Annotate and Train Your Model
Once your annotators have logged in they will come to the annotation interface.
- On the right side of the page you will see one document alongside possible labels. Use the keyboard shortcuts to select the most appropriate label and submit to the model.
- On the left hand side of the page, you will see your prioritised list of documents (with the ability to search using key words - this is handy if you have some insights around what words may correspond to what labels).
- There is also an option to flag or skip a document to come back to later.
As you label Humanloop will train a model in real time and report back the current performance of the model as well as model predictions for both labelled and unlabelled data.
It will also prioritise the unlabelled data based on which data points it thinks are most valuable using our active learning, so that you're always labelling the most valuable data for the model.
When the performance of the model reaches a level that you're happy with, you're ready to deploy.
To edit labels as you go, select the edit labels link. You can add, remove, or edit existing labels - any changes you make will be pushed to all annotators and so this is reserved for project owners.

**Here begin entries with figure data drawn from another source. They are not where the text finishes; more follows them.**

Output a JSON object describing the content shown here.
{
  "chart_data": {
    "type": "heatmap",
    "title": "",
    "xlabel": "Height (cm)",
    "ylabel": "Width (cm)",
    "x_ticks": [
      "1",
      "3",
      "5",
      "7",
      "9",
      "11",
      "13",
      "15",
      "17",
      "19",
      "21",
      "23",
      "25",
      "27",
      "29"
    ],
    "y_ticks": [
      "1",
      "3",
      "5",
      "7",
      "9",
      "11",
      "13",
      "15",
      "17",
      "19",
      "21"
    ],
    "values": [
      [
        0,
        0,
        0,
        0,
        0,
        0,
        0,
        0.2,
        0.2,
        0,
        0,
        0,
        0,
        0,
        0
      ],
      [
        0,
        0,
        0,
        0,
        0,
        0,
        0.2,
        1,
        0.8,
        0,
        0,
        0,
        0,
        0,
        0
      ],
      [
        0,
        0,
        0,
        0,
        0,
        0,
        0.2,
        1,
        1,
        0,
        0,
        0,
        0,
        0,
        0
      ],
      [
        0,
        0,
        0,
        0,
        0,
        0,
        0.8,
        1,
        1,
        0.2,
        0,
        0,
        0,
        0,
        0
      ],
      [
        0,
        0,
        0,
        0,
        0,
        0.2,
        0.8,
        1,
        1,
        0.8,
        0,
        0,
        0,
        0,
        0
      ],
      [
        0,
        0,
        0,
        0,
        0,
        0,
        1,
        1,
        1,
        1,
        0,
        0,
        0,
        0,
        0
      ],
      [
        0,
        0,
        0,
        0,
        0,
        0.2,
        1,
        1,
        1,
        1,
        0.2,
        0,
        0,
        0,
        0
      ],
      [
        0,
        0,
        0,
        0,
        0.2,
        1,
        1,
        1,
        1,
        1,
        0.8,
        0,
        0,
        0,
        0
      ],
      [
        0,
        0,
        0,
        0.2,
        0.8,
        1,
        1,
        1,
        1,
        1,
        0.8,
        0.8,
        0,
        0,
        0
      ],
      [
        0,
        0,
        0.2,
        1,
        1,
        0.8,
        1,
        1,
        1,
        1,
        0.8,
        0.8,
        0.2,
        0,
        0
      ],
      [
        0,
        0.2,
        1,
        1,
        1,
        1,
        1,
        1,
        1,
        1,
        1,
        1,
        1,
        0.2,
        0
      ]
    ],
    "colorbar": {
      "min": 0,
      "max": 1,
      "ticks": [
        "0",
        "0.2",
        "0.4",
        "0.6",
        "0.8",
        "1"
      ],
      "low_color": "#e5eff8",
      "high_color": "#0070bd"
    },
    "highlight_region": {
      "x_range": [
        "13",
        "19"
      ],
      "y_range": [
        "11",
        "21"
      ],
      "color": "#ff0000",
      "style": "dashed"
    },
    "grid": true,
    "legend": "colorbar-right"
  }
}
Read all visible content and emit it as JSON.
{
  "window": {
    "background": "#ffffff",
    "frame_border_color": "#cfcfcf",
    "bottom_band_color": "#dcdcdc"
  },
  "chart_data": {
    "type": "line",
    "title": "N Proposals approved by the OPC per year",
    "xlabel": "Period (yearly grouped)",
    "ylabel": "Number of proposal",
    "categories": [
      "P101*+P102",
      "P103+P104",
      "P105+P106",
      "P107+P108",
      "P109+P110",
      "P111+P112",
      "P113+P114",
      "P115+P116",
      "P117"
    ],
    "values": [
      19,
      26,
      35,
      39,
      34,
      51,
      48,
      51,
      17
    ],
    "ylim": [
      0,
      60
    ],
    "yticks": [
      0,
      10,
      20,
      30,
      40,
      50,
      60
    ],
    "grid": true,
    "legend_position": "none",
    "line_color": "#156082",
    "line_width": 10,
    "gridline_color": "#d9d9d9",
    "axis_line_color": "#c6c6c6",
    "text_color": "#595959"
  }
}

It can also be helpful to review your own annotation work and the work of others - as well as reassign annotation tasks to different users.
Click on the Project button in the top right of the annotation interface, select the Tasks and data tab and select the View all tasks button.
This provides you with a tabular view of all the annotation tasks associated to your project and the ability to filter on various criteria and assign tasks to different users:
To deploy your model, click on the blue Project button in the top right of the annotation interface and then click on the Integrations tab.
On this page you'll be provided an API key that will allow you to route predictions to your model. See here for full deployment API docs.
Thats it! Your model is hosted and ready to be used.